Sabrina opens the tin, struggling a moment with the child proofing, and then places a gummy in my palm. It looks innocuous enough.
I throw it in my mouth.
“Maybe start with half—” she begins. But it’s too late. I have already started eating the whole thing.
It’s sweet and tangy. See? No big deal.
“You can still spit—” Sab says. “And you swallowed.”
“That’s what she said,” Noah and I both respond.
I turn to Noah and give him the finger.
“Oh boy,” he says.
And though I’d never admit it, I am thinking the same thing.
Two hours later, I am questioning my choices. Not just about the gummy or about forgoing the gallery crawl with Sabrina and Rita to go wine tasting with Damien, Cara, and Ben. But also about my career trajectory, love life, and the dress I’m wearing, which keeps slipping down so my cleavage is on parade.
Perhaps most of all, I’m wondering how I could possibly have sanctioned sitting at this picnic table in the direct sun, baking like a hot dog in a floral bun.
Cara and Ben seem unaffected—in fact, they’re joyous. For one thing, Cara is, of course, slathered in sunscreen because she’s responsible like that. She has surely made sure that Ben is too.
No one hates this kind of heat like I do—being out in the elements like this. I am sweating balls. But also the two of them—on their side of the slatted wooden table—have been in constant hysterics for the last thirty minutes about the convoluted tasting notes in the wine. And it has devolved into the kid-friendly version.

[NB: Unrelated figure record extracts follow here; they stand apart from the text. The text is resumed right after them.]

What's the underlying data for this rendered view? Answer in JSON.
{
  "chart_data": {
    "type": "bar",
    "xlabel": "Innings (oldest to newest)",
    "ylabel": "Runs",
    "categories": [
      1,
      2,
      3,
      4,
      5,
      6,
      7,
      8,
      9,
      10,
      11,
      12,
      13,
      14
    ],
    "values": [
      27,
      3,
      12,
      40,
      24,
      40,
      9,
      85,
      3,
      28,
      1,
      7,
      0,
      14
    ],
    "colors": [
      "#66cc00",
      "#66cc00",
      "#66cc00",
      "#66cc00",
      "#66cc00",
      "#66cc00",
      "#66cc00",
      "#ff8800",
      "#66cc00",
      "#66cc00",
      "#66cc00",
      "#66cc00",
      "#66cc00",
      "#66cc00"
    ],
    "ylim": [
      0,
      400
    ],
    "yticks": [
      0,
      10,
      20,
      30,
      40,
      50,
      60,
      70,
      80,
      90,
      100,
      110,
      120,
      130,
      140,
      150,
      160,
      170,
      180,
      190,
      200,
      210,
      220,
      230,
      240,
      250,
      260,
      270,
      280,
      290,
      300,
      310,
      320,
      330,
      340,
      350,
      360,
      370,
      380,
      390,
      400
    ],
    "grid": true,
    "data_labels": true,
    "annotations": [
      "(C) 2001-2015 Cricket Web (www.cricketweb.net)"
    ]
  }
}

“Hmm,” Ben is saying. “I taste top notes of gluten-free chicken nuggets and burnt broccoli that assault the palate with an aroma of full-bodied ketchup, but of course not touching the chicken nuggets or the broccoli.”
Cara is literally sobbing with laughter and, despite a hand to her mouth, very nearly about to spit-take a gulp of a crisp Riesling.
I wonder how long it’s been since they’ve had extended time alone together, without the kids.
Damien is oblivious. His pupils are so blown out from that high-intensity weed tincture, his once-frosty blue eyes so obscured, that he may have left the planet. It hasn’t seemed to matter at all that I’ve been drifting in and out of listening while he talks about how day trading is like a metaphor for life—or maybe life is a metaphor for day trading. I can’t keep track.
If I’m honest, I only kind of know what day trading is.
Besides, all I can think about is how my body temperature is so high that soon I am probably going to throw up and pass out simultaneously.
How there’s a child with his family at the next table who I will traumatize for life. I can picture him as an adult, sitting on his therapist’s couch, talking about how he can’t even smell wine without flashing to the woman with the giant hair and overflowing boobs, sweating profusely into her vomit.
I want a glass of ice water so badly instead of the wine sitting in front of me, which is growing warmer by the second, but I no longer recall how to make that happen. Surely, I am not expected to stand up on my own, walk to the bar inside, and order from a total stranger! My mouth is glued shut. I can’t even remember how money works.
Money. Money?
Where is my bag?Shit!Where is my bag? I left my bag. I lost my bag! The child at the next table stole my bag!
Nope. My bag is slouched next to me on the bench. Where I left it.
I heave a sigh of relief like something actually happened and place a hand on my purse so it doesn’t flee.
“Anyway,” Damien is saying, “you get it.”
I nod. Yes. I totally get it. Whatever the hell he’s talking about.
“And you always get it,” he continues. “Or, I guess, I feel like you’ve always gottenme. Which is why I’m so glad that I got you alone for a minute—well, sort of.”
He gestures with his chin toward Cara and Ben, who are too busy concocting plans to build a tower out of beer-branded cardboard coasters to notice anything else.
Damien looks at me expectantly, from under his blond lashes, like it’s my turn to speak. “Yes,” I say. Because I don’t have other words.